De ironie van de zaak is dat wanneer meer en meer individuen zichzelf op een creatieve wijze gaan beschermen tegen de geboetseerde collectieve waanzin, ze het restant van de samenleving kunnen behoeden voor een totale collaps. Immers, een daad van overheidsbedrog vraagt om vele andere en dra zal deze hele afgrijselijke constructie, gebouwd op hoekstenen van lucht, in elkaar donderen. Een ineenstorting die niet meer te vermijden zal zijn, maar die door een onwetende bevolking onnodig verergerd wordt. Dit zal extra misère en lijden veroorzaken. Is het dan niet beter deze onnodige pijnen te mijden door een keer een ‘onethische’ ‘noodleugen’ te hanteren?


Maar vooraleer het hele gesimuleerde luchtkasteel in elkaar zakt (ons bewustzijn zit ‘opgesloten’ in de simulatie van Lucifer) zouden we wel eens in een nooit eerder meegemaakte dystopie verzeild kunnen raken als er niet meer ‘duiven’ hun rug gaan rechten, al dan niet met een ‘serpentachtige noodleugen’. Hetgeen (veel te) ‘brave’ zielen, vaak vanop een yogamat, maar niet willen begrijpen is dat wanneer het goede te ver wordt doorgevoerd, het slecht wordt. Met alles wat we nu weten over al dat geforceerde en kunstmatige ‘goed zijn’ valt het veel beter te begrijpen waarom de zonet aangehaalde negentiende-eeuwse filosoof Henry David Thoreau liever het natuurlijke kwaad leed. In zijn tijdloze klassieker uit de wereldliteratuur Walden (en de plicht tot burgerlijke ongehoorzaamheid) schreef hij:

Als ik zeker wist dat iemand naar mijn huis kwam met de vooropgezette

bedoeling mij goed te doen, zou ik wegrennen alsof mijn leven ervan afhing.

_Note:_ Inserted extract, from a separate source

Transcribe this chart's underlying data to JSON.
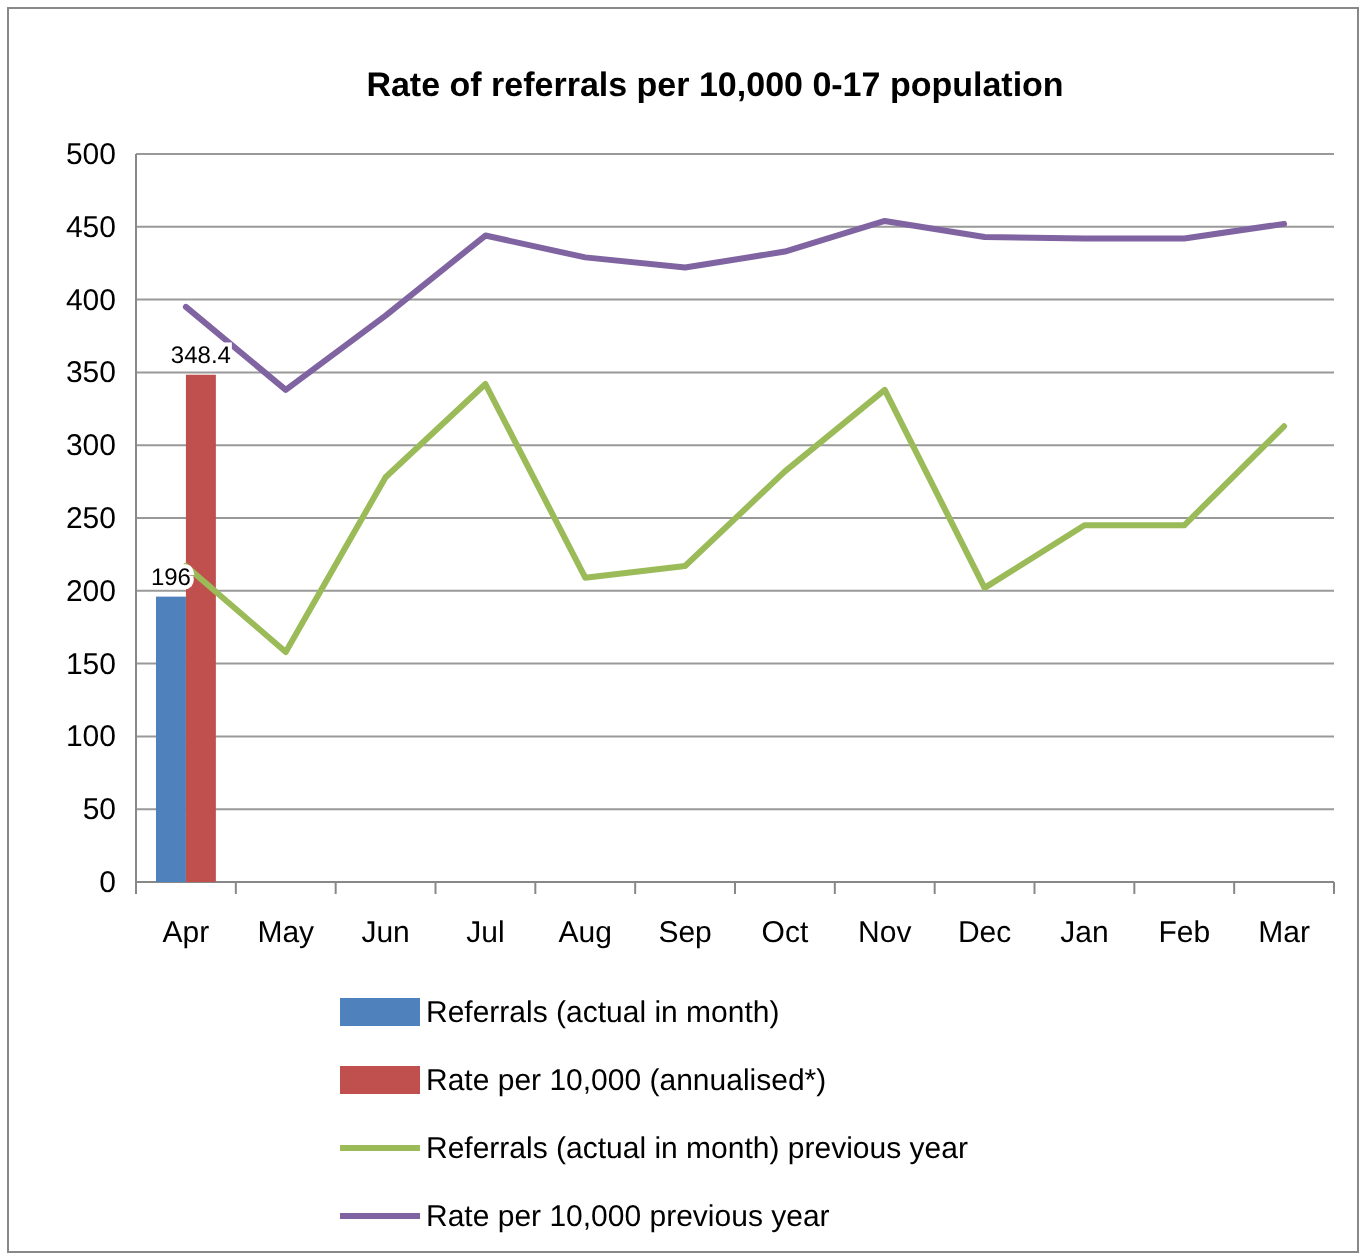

Deze natuurvorser wist als geen ander dat als de zoete appelsien tot het uiterste uitgeperst wordt, ze je nog enkel bitterheid biedt. Wat niet-geaarde zweverige aanhangers van steeds meer verduisterd geraakte new age bewegingen – die zogezegd enkel een transpersoonlijk ‘5D-eenheidsbewustzijn’ voor ogen hebben – niet zien in hun krampachtige en gelukzalige poging tot heelheid via het – oh ironie – amputeren van hun zelfbenoemde

verderfelijke ego, is dat door onbelemmerde ‘goedheid’ je dus wel degelijk ‘slecht’ kunt wezen. Of zoals het gezegde luidt – wees niet zo goed, dat je anderen de kans geeft om slecht te zijn.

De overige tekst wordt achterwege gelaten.